The words hung there like judgment, and he winced, his expression tightening as if each syllable drew him back to the moment he had tried so hard to bury.

The silence that followed was deafening.

I didn’t know what to say. My mind spun with the horror of his predicament, but also with the flicker of something else… Something that felt far too close to understanding, as I thought about my own cruel father.

He turned away from me then, his voice quiet, almost broken.

“Your mother… What about her?” I asked, but this was when he seemed to have hit his limit.

“Just leave it alone, Nessa.” He implored, but I wanted it all.

“Tell me… What about your mother, Vas… what happened?” He winced, as if this was the part he hated to relive the most.

“I am not sure exactly what happened that night between them…How it started…he had changed so much towards her in the months leading up to that night.” His voice cracked, rough and low.

I wanted to say something… Anything, but all I could do was sit there, watching him drown in the memory, my heart breaking under the weight of it. Because as monstrous as his confession was… I could almost understand it. But then, when he continued with his silence, one that thickened the air to an almost suffocating degree, I forced myself to ask,

“He tried to kill her, didn’t he?”

“Yes,”Vas hissed, his voice a low growl edged in grief.

“I walked in and he…he deserved to die!”The force of his words struck the air like a storm. Shadows rippled across his face, his darkness answering his anger before he could rein it in.

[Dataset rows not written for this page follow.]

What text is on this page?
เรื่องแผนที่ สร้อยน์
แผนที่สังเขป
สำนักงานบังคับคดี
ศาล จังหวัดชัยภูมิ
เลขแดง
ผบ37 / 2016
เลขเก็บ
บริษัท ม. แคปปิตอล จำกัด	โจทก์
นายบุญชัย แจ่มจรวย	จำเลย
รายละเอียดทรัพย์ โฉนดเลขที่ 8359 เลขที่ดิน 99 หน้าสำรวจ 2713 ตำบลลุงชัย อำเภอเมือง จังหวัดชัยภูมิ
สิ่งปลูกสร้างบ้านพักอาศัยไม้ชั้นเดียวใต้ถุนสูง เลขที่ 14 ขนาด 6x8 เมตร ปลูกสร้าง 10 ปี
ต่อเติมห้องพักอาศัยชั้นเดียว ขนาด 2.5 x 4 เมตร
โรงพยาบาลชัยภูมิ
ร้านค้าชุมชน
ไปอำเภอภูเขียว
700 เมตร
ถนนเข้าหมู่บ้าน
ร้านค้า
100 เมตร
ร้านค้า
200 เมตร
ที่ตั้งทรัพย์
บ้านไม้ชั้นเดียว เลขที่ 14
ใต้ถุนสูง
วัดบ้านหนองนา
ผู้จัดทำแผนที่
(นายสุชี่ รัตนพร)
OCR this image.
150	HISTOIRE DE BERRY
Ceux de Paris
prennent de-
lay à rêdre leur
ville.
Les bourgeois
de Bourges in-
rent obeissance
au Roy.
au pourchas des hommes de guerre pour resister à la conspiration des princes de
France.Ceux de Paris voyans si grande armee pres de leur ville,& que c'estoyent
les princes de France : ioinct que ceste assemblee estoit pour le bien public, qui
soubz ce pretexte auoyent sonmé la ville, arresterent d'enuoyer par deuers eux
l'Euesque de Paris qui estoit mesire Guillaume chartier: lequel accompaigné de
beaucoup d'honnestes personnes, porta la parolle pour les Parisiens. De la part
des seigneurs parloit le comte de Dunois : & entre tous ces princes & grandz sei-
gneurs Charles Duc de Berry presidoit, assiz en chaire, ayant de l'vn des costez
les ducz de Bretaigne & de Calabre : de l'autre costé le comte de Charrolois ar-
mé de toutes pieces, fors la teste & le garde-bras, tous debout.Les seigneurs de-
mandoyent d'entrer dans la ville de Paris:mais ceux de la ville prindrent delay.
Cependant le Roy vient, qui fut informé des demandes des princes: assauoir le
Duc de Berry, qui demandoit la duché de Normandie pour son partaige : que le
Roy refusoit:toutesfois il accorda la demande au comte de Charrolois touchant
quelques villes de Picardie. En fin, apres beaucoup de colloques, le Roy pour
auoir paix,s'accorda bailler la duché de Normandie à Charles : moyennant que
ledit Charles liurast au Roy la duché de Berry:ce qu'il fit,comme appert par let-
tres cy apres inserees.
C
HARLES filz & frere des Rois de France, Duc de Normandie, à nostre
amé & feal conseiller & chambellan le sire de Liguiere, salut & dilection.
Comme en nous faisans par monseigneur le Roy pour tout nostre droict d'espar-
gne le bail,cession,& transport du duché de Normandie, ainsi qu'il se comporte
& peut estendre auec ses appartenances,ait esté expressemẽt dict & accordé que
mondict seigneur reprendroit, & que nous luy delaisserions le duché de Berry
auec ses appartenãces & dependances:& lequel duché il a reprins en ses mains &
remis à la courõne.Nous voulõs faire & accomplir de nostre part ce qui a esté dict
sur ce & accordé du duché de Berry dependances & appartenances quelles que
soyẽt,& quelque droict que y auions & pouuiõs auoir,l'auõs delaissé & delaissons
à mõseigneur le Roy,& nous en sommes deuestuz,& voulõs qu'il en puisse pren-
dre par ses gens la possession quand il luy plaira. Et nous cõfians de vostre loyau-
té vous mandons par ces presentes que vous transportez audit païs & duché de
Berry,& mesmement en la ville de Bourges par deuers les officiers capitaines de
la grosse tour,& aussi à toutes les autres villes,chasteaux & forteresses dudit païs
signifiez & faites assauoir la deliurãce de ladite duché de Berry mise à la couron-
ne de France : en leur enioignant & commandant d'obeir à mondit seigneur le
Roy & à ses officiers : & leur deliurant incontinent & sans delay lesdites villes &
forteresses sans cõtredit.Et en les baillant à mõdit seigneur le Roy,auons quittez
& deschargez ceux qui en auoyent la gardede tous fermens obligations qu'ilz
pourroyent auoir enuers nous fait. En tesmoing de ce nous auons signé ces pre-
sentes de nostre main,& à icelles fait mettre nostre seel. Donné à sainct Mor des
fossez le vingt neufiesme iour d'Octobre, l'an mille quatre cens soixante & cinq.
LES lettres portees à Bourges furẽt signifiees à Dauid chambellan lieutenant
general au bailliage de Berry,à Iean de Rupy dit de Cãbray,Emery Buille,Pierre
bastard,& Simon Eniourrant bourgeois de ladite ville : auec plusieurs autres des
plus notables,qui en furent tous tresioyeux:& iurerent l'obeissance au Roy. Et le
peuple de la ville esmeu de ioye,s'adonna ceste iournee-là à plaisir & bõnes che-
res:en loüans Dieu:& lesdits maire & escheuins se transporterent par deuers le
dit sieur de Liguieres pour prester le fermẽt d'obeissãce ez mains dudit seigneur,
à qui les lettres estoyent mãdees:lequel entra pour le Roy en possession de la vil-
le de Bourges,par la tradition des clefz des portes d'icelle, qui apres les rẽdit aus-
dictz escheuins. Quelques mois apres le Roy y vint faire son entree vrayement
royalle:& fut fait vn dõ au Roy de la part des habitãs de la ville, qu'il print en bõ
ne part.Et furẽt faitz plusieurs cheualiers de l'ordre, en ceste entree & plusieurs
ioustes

“Oh god… I’m so sorry, Vas,”I whispered. His back was hunched, one hand braced against the mantel as though it was the only thing keeping him upright. The muscles in his shoulders flexed beneath his bare skin, tense with a century’s worth of rage.

“I heard them fighting…” he began, quieter now.

“…I heard her crying. My mother never cried. When I went in, he had her backed against the wall, dagger in hand. She was bleeding. He had already struck her once, and when he saw me… something changed in his eyes. It was hatred, not for what I had done, but for what I was. He called me a cursed thing, said the goddess had damned me, even before I drew my first breath.” He took a sharp breath, his hand curling into a fist.

“He turned the dagger on me. I don’t remember the moment it happened… the first strike, the second or all that came afterit. I just remembered the scream, then…nothing.All I know is that something inside me broke loose. And when I came back to myself…he was dead.”

His voice cracked, rough with the sound of a memory that had never healed.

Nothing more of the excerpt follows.